Мысли путались, но это он понимал хорошо.
И еще он понимал, что взялся за нелегкое дело: скоро придут охранники и перевернут все вверх дном. «Тот, снизу, говорил что-то о друзьях. Но друзей нет, их просто нету – ни у него, ни у меня». Другие же чувства, которые волновали и жгли душу, были смутными и непонятными.
Он распахнул окно. Туман почти рассеялся, и сквозь нежную дымку просвечивали контуры деревьев. Над ущельем поднималось оранжевое сияние. «Вот и солнце взошло». Холодное, негреющее солнце. Трава, деревья и золотые листья блестели точно после дождя.

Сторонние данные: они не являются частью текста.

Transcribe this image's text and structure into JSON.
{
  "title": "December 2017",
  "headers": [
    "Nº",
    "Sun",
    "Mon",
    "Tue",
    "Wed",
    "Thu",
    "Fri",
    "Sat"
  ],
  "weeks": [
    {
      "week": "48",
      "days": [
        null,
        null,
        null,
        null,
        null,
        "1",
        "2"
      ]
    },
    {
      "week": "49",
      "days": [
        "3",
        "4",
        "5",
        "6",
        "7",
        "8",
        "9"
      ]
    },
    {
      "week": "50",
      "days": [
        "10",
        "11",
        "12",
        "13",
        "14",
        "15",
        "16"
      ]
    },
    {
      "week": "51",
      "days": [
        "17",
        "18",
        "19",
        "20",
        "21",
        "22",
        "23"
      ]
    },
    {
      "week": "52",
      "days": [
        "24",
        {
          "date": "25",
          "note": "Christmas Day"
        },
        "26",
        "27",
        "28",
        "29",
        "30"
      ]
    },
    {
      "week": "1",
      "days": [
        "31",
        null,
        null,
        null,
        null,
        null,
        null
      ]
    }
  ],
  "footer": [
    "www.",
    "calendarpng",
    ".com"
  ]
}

Даниэль неподвижно стоял у окна. «Хочу знать, хочу понять. А все перепуталось, все непонятно. Когда я утром пошел к Нэве, действительно ли я хотел подстрелить волка? Ведь сейчас еще не время для волков. Хотя в тот раз волк спустился к Эгросу в начале осени… Нет, все-таки еще не время…» Даниэль с силой втянул в себя воздух. Ему хотелось, как прежде, вдохнуть холодного, влажного лесного воздуха, вдохнуть в больные легкие, в израненную грудь, где прятался страх и еще теплилась жизнь. «Тот сказал: год, самое большее. А я проживу дольше. Я знаю, что проживу дольше…» Было бы логично, если бы он желал смерти. А он не хотел умирать. Правда, не хотел он и жить. «Пустота, кругом пустота». «Может, я все это сделал, чтобы заполнить пустоту?» Даниэль Корво закрыл глаза. «Или просто я все время оглядываюсь, хотя и думаю, что не оглядываюсь. Нет, верно, прошлое все-таки живет во мне, как ловушка, как мои старые охотничьи капканы. Мы считаем себя людьми, а на самом деле – мы просто ловушки, большие или маленькие, куда попадает то, что мы стараемся и не можем забыть». Даниэль Корво медленно поднял веки. От леса шло сияние – огромное, сверкающее, изумрудное. «Как редко лес бывает таким», – подумал он, почти напуганный открывшейся ему красотой. Белые бабочки резвились перед окном, играли с тонкими лучиками зеленого света. «А может, я и не думал его прятать когда вел вдоль реки. Что-то мелочное и темное говорило во мне, когда я вел его, толкая ружьем в спину. Недоброе чувство испытывал я тогда: все охотники – недобрые люди. Я злился на него. Я думал: в его годы человек не имеет права губить себя из-за каких-то афер с наркотиками, из-за денег, как он, собака. В его годы надо думать о другом. Но это опять обернулось подлостью, потому что я думал о себе. Это ужасно, наконец, всегда, всегда думать только о себе». А свет рос и ширился на глазах, и теперь казалось, что все вокруг светится. Свет словно прятался до поры, до времени в земле, в деревьях, а теперь, ослепительно сверкая, вырвался наружу. «Как редко лес бывает таким».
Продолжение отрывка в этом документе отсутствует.